Exceptions are Mid-City hospital area and around City Hall
The city will continue requiring motorists to feed parking meters on Saturdays in many, though not all, of the commercial areas where Saturday enforcement began early this year, Mayor Mitch Landrieu announced Wednesday.
Saturday enforcement will continue, for example, in the French Quarter and most of the Central Business District and along Magazine Street because it helps to ensure vehicle turnover and thus make more on-street parking spaces available, Landrieu said.
The mayor also announced a program to train parking enforcement officers to provide better service and be more helpful to motorists.
Since March 27, about five weeks before former Mayor Ray Nagin left office, the city has required motorists to observe parking meter hours on Saturdays from 8 a.m. to 6 p.m., the same hours as on weekdays.
Before taking office in May, Landrieu said he thought charging for meters on Saturdays discouraged commerce in neighborhoods where parking is at a premium, and he said he would consider canceling the expanded hours.
However, he said Wednesday that after an extensive review, he has decided to continue Saturday enforcement in "high-volume commercial zones where metered parking ensures vehicle circulation and customer access to convenient short-term parking."
Those areas include Magazine Street, Oak Street, Riverbend, the French Quarter, the Warehouse District and the CBD on the river side of Loyola Avenue.
Effective immediately, all other parking areas in the city will be free on Saturday. Those include the Mid-City hospital zone area on the lake side of Claiborne Avenue and the zone around City Hall on the lake side of Loyola Avenue.
In reviewing the parking meter policy, a news release said, the administration "researched best practices and consulted with members from the small business community, including representatives from the Magazine Street Merchants Association, French Quarter Business Women's Network, French Market Corp., Algiers Economic Development Foundation, Bourbon Business Association and Downtown Development District."
The review concluded that enforcing parking meter hours "can be a valuable tool in shopping districts that receive heavy traffic on Saturdays because it ensures adequate parking availability for customers, since parking spots constantly turn over when spaces are metered."
Landrieu said he instructed his staff to review the city's parking metering policies "to ensure that they align with our goals of promoting adequate parking availability for businesses and their customers, and were not being used solely for generating revenues."

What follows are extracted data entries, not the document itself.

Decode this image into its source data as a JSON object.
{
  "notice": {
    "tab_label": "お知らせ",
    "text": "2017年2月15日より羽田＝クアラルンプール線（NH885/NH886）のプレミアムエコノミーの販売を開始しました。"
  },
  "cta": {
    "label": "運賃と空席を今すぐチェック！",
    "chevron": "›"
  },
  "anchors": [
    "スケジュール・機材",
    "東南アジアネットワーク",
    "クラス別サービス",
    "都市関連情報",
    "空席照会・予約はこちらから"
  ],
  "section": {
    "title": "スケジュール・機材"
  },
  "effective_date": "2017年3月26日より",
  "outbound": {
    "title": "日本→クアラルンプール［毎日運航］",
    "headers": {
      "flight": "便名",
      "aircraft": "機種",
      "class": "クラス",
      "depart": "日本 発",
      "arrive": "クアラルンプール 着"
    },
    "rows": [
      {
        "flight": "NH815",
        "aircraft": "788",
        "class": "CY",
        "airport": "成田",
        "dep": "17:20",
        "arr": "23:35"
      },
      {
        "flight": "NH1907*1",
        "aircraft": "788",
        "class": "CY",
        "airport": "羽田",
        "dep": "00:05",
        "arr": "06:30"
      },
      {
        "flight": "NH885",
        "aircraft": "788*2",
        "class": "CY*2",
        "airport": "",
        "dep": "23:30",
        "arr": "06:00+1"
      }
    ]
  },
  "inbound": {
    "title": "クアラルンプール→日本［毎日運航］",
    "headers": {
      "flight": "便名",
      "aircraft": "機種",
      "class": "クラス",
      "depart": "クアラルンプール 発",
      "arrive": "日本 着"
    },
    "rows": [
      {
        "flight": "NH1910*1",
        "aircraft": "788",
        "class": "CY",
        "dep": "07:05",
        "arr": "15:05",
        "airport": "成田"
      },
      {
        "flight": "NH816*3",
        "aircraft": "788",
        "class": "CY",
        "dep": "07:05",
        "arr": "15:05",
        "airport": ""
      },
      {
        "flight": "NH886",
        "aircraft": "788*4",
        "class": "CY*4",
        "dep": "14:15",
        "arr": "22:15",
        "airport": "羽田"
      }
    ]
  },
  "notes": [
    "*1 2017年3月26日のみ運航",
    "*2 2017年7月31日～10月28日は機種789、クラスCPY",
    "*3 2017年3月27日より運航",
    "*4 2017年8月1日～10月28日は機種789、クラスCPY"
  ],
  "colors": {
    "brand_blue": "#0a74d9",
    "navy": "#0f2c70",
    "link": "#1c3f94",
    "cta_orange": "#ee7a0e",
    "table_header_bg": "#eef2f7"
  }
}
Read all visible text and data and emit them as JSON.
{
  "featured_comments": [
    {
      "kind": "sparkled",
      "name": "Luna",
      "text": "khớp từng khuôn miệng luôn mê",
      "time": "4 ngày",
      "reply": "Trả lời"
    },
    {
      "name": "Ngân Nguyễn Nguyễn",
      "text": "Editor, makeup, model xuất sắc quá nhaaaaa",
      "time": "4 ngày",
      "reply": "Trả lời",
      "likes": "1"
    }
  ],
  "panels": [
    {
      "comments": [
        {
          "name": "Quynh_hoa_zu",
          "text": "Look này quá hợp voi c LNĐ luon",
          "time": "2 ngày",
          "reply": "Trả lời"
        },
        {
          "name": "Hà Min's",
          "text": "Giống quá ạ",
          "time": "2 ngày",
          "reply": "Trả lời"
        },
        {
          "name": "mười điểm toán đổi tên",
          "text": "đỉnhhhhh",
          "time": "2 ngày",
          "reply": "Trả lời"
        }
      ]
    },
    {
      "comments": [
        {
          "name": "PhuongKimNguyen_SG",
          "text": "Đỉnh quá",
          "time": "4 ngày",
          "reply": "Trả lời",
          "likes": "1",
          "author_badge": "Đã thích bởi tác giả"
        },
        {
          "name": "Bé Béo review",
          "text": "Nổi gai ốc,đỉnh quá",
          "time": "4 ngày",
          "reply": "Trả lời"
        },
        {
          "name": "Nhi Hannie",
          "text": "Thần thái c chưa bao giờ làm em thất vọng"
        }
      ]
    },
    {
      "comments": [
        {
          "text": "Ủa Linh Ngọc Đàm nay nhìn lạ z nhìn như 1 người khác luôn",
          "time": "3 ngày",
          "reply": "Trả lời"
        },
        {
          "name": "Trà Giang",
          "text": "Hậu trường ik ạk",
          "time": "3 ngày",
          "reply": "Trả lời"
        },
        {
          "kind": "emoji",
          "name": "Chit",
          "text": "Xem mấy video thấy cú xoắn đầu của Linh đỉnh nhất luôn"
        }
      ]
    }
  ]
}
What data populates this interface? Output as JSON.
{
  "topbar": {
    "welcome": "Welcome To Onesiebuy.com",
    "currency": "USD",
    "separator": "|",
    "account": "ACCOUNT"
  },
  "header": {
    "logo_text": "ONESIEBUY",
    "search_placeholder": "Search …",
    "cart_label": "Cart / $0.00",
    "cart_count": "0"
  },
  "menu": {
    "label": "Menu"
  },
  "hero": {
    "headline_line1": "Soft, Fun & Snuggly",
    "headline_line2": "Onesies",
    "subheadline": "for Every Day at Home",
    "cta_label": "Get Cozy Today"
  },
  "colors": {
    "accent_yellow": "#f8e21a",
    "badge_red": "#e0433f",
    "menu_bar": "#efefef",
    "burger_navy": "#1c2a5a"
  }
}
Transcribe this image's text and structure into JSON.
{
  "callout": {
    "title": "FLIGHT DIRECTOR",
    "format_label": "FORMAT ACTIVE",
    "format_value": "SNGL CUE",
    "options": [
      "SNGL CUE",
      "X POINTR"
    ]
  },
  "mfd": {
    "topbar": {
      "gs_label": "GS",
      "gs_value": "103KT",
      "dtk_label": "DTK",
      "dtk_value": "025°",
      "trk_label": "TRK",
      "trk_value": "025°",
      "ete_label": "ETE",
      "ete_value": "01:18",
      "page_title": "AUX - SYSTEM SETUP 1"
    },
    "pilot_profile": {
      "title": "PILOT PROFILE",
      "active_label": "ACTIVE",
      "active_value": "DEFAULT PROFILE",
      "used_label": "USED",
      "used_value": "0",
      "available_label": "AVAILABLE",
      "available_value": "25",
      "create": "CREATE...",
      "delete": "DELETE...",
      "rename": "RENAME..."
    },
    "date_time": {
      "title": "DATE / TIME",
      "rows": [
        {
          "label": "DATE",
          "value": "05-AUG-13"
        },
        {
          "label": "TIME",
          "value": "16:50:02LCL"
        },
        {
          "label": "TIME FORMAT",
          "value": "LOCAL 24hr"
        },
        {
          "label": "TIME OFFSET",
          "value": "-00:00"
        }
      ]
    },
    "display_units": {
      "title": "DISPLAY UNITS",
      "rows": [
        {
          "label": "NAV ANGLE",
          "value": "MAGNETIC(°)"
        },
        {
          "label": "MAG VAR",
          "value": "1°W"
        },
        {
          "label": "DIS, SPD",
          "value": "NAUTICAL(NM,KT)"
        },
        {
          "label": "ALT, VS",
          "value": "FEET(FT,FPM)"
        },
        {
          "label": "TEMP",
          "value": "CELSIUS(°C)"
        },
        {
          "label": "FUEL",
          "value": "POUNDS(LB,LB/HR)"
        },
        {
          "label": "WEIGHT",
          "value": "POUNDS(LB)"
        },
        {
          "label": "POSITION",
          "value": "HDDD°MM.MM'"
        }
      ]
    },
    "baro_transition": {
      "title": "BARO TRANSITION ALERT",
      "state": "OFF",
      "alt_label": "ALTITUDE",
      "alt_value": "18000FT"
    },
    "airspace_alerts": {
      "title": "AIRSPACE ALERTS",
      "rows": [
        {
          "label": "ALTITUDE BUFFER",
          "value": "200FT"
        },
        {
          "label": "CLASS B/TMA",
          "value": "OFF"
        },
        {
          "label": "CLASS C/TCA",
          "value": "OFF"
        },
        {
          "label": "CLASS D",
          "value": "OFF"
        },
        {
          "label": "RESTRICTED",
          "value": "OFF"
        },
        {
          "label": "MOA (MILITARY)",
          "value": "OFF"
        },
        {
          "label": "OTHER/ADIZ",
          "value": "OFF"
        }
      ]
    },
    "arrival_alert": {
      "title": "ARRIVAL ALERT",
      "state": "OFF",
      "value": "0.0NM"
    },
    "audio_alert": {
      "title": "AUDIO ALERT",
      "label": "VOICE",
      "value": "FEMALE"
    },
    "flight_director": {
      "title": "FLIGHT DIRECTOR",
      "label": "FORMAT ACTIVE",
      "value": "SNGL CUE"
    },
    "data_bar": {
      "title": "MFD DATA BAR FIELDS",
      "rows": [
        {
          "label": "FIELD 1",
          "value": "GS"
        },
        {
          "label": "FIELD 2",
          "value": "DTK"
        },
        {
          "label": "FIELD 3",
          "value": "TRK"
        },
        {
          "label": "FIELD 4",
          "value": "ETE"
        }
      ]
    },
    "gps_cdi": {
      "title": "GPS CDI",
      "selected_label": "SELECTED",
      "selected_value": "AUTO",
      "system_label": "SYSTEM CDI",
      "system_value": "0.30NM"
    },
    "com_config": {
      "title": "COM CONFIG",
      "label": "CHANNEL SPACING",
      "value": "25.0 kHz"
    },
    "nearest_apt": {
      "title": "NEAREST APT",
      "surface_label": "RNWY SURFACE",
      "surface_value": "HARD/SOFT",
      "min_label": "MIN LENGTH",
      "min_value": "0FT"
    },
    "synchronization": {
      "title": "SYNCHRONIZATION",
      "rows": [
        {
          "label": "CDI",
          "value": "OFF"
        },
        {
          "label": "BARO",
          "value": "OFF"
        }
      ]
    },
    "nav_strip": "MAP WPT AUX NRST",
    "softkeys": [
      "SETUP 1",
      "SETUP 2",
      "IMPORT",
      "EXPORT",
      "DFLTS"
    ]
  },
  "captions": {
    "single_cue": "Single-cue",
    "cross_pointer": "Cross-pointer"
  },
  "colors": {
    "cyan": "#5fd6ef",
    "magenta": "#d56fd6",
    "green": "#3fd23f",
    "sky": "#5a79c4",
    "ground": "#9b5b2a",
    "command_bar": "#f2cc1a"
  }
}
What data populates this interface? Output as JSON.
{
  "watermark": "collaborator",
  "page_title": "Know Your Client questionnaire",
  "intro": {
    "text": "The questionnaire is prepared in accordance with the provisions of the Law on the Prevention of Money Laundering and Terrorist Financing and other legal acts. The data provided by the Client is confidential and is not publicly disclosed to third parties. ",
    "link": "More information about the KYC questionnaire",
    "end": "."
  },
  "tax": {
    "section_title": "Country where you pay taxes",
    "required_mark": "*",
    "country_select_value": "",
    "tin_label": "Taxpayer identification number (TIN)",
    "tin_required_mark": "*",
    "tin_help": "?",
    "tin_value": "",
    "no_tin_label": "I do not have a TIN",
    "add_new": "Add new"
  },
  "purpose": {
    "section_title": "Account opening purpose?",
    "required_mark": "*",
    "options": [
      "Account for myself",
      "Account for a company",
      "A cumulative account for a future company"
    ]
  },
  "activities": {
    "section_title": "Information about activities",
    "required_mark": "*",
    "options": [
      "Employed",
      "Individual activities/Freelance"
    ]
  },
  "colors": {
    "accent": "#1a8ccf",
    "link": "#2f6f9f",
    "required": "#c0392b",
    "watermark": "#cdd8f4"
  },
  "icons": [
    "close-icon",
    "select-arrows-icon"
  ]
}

In areas where the review team decided that metered parking on Saturdays was "unnecessary and an inconvenience," free parking is being reinstated on Saturdays, he said.
Chief Administrative Officer Andy Kopplin said that in meetings with small business leaders, "we heard over and over that their primary concern was with the poor customer service from our parking enforcement officers."
Although many of them do their jobs well, he said, "we send the exact wrong message" when residents or tourists "encounter a parking enforcement officer waiting for the meter to expire with a ticket already written."
As a result, the mayor's office said, he has directed the Department of Public Works to take several steps, including:
- Requiring training for all parking enforcement officers by customer service professionals beginning this fall.
- Beginning a "parking ambassador" program in which specialized parking enforcement officers will be charged with providing directions and other information to residents and visitors.
- Producing a "Park Smart" brochure listing parking rules, violations and directions to parking garages.
- Expanding a pay-by-phone program, currently in use on a pilot basis along Magazine Street and in the Riverbend area, that lets motorists pay for street parking spaces by cellular phone.